Last week KENS 5 first reported a surge of migrants from the Congo and Angola arrived at the city's migrant resource center. The individuals arrived in San Antonio after being apprehended and processed at the southwest border.
Since then, city leaders tell us they have been working diligently to find sponsorships in other cities for the hundreds of asylum seekers.
"They really want to go places where they know people and they don't know a lot of people here in San Antonio," Dr. Colleen Bridger, the city interim assistant manager, told KENS 5 last Thursday.
In total San Antonio saw more than 230 African migrants in the last week. The city had to open up an additional shelter at the Frank Garrett Center. They were also using the San Fernando gym as a facility to support the influx.
No one from the city would go on camera on Monday but a representative told KENS 5 they sheltered a total of 305 asylum seekers on Sunday night and expected to house a fraction of that in the coming days, as many of the Congolese migrants found sponsorships and would be leaving town.
The city released the following statement to KENS 5 on Monday afternoon:
“The City and its partners sheltered approximately 230 asylum seekers from the Democratic Republic of Congo and Angola last week. They are scheduled to depart to various host cities throughout the United States by tomorrow at the latest. The City, in partnership with Catholic Charities, the Food Bank and the Interfaith Welcome Committee continue to operate the resource center and shelter downtown and have served more than 14,000 migrants since March 30.”

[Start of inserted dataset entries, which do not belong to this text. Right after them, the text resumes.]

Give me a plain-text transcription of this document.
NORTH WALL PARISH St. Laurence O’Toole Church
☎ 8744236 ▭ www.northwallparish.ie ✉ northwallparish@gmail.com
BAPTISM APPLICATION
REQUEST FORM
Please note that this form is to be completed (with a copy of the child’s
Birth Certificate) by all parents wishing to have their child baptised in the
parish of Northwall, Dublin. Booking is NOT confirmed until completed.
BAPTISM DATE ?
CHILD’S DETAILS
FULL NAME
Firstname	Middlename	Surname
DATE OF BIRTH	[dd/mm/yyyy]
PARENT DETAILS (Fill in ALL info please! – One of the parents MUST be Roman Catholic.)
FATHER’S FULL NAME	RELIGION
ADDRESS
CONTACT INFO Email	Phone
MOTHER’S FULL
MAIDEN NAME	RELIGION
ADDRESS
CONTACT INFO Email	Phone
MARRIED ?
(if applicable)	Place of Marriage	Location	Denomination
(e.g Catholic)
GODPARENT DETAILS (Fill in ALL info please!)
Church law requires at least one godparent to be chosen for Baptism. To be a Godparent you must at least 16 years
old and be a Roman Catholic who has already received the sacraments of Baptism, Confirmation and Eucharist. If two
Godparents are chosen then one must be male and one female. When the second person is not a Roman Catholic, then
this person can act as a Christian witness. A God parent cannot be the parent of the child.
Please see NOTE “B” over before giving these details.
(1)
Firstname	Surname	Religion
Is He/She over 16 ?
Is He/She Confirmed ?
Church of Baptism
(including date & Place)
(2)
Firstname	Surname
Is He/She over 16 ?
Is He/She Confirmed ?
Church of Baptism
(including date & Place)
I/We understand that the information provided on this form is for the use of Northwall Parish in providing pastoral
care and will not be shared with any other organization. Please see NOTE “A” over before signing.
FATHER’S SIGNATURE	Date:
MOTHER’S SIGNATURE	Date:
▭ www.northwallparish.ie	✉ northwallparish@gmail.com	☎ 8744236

But that doesn't mean the work is done.
Migrants, no matter their race, are still arriving in San Antonio and organizations like Catholic Charities are still helping fund their journey.
"We're looking at roughly $14,000 a week on bus tickets alone," Christina Higgs of Catholic Charities of San Antonio told KENS 5. Higgs said the non-profit organization asked the United States Conference of Catholic Bishop for additional funding as they continue to provide resources during this migrant influx.
"We've been asked several times if we're worried if the money will run out and we are," Higgs said. "But this is really the only way for us to go. To have these funds earmarked for asylum seekers and to help them in this transition period and get them where they ultimately need to be."